In your [uploads section](https://sandbox.zenodo.org/me/uploads), you should now see those five records. If you open the Record called "test_image_exif", you should additionally see a JSON containing the EXIF data in the files deposition, which should be in the description encoded as HTML as well. If you click on 'Preview' next to the JSON file, you will see it displayed with Unicode escape sequences, such as "\u00a9" representing the copyright symbol.

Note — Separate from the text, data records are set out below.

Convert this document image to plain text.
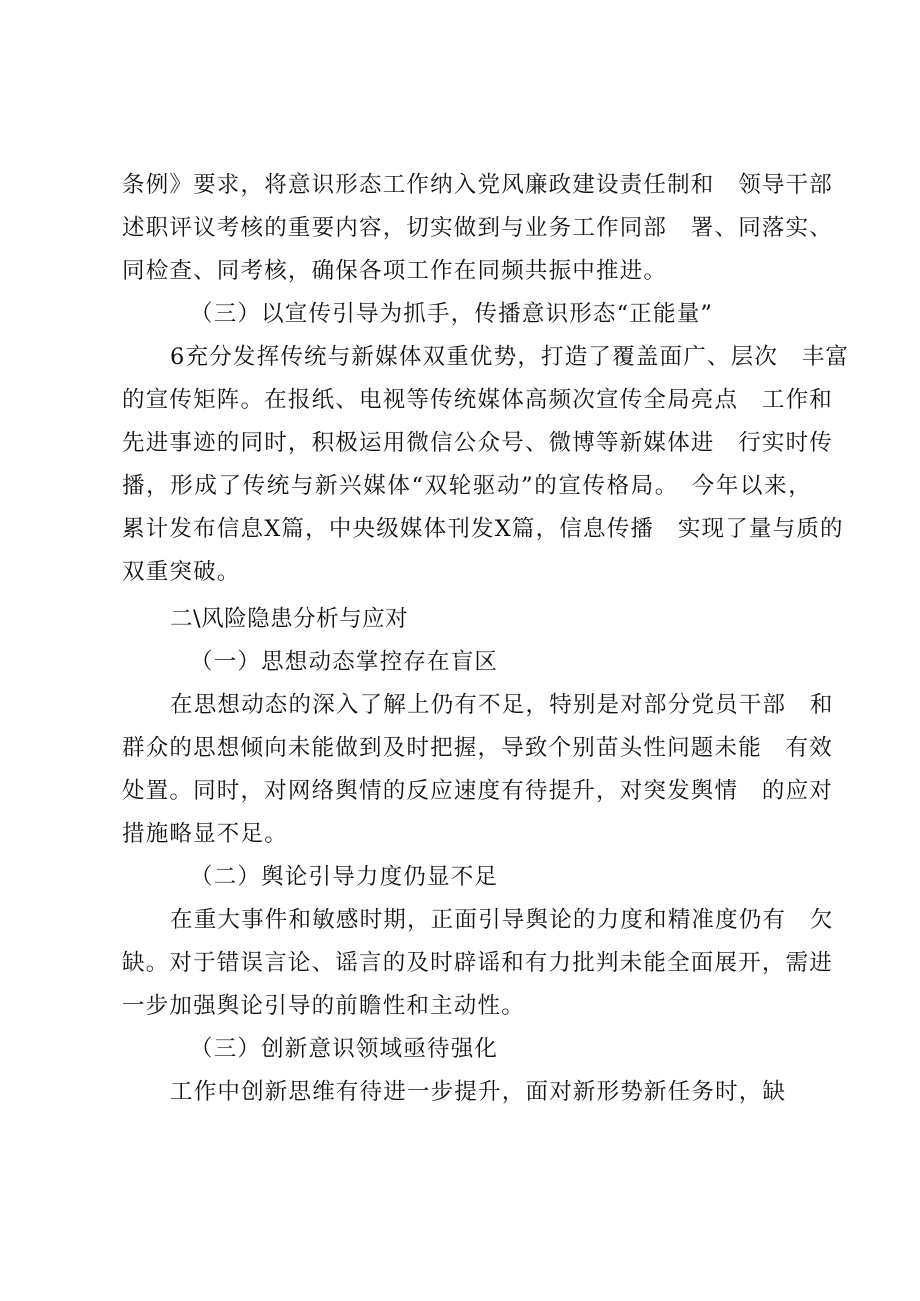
条例》要求，将意识形态工作纳入党风廉政建设责任制和　领导干部
述职评议考核的重要内容，切实做到与业务工作同部　署、同落实、
同检查、同考核，确保各项工作在同频共振中推进。
（三）以宣传引导为抓手，传播意识形态“正能量”
6充分发挥传统与新媒体双重优势，打造了覆盖面广、层次　丰富
的宣传矩阵。在报纸、电视等传统媒体高频次宣传全局亮点　工作和
先进事迹的同时，积极运用微信公众号、微博等新媒体进　行实时传
播，形成了传统与新兴媒体“双轮驱动”的宣传格局。　今年以来，
累计发布信息X篇，中央级媒体刊发X篇，信息传播　实现了量与质的
双重突破。
二\风险隐患分析与应对
（一）思想动态掌控存在盲区
在思想动态的深入了解上仍有不足，特别是对部分党员干部　和
群众的思想倾向未能做到及时把握，导致个别苗头性问题未能　有效
处置。同时，对网络舆情的反应速度有待提升，对突发舆情　的应对
措施略显不足。
（二）舆论引导力度仍显不足
在重大事件和敏感时期，正面引导舆论的力度和精准度仍有　欠
缺。对于错误言论、谣言的及时辟谣和有力批判未能全面展开，需进
一步加强舆论引导的前瞻性和主动性。
（三）创新意识领域亟待强化
工作中创新思维有待进一步提升，面对新形势新任务时，缺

If you want to add filetables, you must create the record first in order to receive the RecordID and assign the filelinks according to that (`{filename: directlink}`), which you can provide to the function `construct_zenodo_metadata` as a dictionary using the argument `files_data`. Keep in mind that the configuration settings/add_filetables_to_description must be set to `true`.

<br>This was just an example; every step can be tweaked or expanded, e.g. by adding **resized images**, **masking persons on images**, **rendering thumbnails for 3D models** or additionally **uploading the EXIF as JSON**.